MABEL (faltering, yet not wholly giving up the chase). I can't think who she is. Have I ever seen her?

PURDIE. Every time you look in a mirror.

MABEL (with her head on one side). How odd, Jack, that can't be; when I look in a mirror I see only myself.

PURDIE (gloating). How adorably innocent you are, Mabel. Joanna would have guessed at once.

(Slowly his meaning comes to her, and she is appalled.)

MABEL. Not that!

PURDIE (aflame). Shall I tell you now?

MABEL (palpitating exquisitely). I don't know, I am not sure. Jack, try not to say it, but if you feel you must, say it in such a way that it would not hurt the feelings of Joanna if she happened to be passing by, as she nearly always is.

(A little moan from JOANNA'S tree is unnoticed.)

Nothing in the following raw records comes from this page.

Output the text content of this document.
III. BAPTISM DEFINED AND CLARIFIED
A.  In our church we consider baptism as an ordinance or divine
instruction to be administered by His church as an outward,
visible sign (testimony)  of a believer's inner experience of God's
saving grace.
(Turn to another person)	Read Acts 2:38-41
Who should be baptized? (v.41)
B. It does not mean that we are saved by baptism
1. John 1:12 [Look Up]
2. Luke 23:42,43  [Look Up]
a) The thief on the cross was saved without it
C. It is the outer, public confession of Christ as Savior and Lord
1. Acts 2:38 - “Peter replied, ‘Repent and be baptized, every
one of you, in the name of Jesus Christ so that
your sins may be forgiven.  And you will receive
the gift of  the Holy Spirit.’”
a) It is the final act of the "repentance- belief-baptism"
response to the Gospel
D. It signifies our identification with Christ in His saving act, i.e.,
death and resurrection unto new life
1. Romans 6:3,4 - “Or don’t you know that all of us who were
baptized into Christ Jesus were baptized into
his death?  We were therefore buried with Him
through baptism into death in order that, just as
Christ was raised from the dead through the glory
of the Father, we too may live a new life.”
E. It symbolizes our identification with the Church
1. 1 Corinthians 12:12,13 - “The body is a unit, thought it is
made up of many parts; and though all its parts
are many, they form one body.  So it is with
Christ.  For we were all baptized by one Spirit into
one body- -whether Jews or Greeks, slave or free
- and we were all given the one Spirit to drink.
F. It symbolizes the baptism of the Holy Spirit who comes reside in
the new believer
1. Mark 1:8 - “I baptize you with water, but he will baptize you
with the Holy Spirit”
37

PURDIE. I would rather not say it at all than that way. (He is touchingly anxious that she should know him as he really is.) I don't know, Mabel, whether you have noticed that I am not like other men. (He goes deeply into the very structure of his being.) All my life I have been a soul that has had to walk alone. Even as a child I had no hope that it would be otherwise. I distinctly remember when I was six thinking how unlike other children I was. Before I was twelve I suffered from terrible self-depreciation; I do so still. I suppose there never was a man who had a more lowly opinion of himself.